Cecilia’s list of various registers demonstrates why recording is considered a time-consuming activity, taking up much of the HIV testers’ time. Despite the time-consuming character of the work, recording was still regarded as an essential part of the rapid HIV testing script:
There is no other way out; we must record the details because they are important to us as a facility, so they have to be recorded at all times. It does not matter what the workload is like, recording must be done at all times. Tino, age 28, Lindase Mission Hospital.
The recording of test results was thus said to be done in meticulous detail. Only a few participants could give examples of HIV test results not being adequately recorded in the required registers:
We might see that there is a client who tested positive, and we ask whether she refused to be on ART because her details won’t be recorded in the other register. We will realize that it was a mistake. If there is anything that can be corrected, we will correct it so that the information recorded in all the books will be the same. Cecilia, age 38, Imchiliz Clinic.
Recording test results is a prioritized step of the HIV testing script. However, the time-consuming nature of this prioritized step, coupled with high frequency testing, may have contributed to a de-prioritization of other steps in the finite timeframe of “rapid” HIV testing, such as reading test results before they are ready or by omitting counselling, as explained by Alice:
If there are many clients to attend to, sometimes you don’t have enough time to counsel people. […] If there are many people, it means that the level of counselling may become poor because you will be having a lot of clients.

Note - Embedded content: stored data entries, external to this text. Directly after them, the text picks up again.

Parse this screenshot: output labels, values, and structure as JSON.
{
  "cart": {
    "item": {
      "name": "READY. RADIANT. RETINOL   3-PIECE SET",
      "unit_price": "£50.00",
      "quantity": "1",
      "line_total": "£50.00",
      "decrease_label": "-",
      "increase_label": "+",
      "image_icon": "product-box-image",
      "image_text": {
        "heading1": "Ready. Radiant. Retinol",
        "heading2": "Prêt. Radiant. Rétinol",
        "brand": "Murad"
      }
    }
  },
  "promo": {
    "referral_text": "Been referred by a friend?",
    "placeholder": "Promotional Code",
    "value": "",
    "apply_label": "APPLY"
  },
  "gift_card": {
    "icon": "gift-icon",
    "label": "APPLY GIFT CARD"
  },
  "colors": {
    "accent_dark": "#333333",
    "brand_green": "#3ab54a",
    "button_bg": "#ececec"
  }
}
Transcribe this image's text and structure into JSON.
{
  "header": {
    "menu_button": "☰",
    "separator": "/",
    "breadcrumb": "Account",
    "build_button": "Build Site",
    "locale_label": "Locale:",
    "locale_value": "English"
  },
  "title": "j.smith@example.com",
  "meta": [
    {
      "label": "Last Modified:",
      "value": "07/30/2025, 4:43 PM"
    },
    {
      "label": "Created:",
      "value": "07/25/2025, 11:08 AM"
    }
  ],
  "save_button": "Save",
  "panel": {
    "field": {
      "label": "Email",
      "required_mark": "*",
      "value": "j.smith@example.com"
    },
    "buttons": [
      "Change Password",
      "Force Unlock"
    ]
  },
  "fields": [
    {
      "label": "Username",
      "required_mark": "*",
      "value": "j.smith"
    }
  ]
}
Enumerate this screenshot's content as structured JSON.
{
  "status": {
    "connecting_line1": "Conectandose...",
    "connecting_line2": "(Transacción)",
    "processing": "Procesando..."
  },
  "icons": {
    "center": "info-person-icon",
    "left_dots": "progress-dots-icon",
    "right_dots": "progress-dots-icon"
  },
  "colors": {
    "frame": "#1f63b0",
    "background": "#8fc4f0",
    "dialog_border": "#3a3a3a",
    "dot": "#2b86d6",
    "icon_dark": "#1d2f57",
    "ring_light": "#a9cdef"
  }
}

Alice, age 41, Ango District Hospital.
Also our observations documented instances of counselling being omitted due to workloads and time pressures. To maintain the momentum achieved by testing multiple people at once, an HIV tester at Lutu Mission Hospital was observed to provide counselling to multiple clients at once, in a single session. These findings suggest that following some aspects of the script (e.g., recording) comes at a cost to the time available for other steps in the testing process.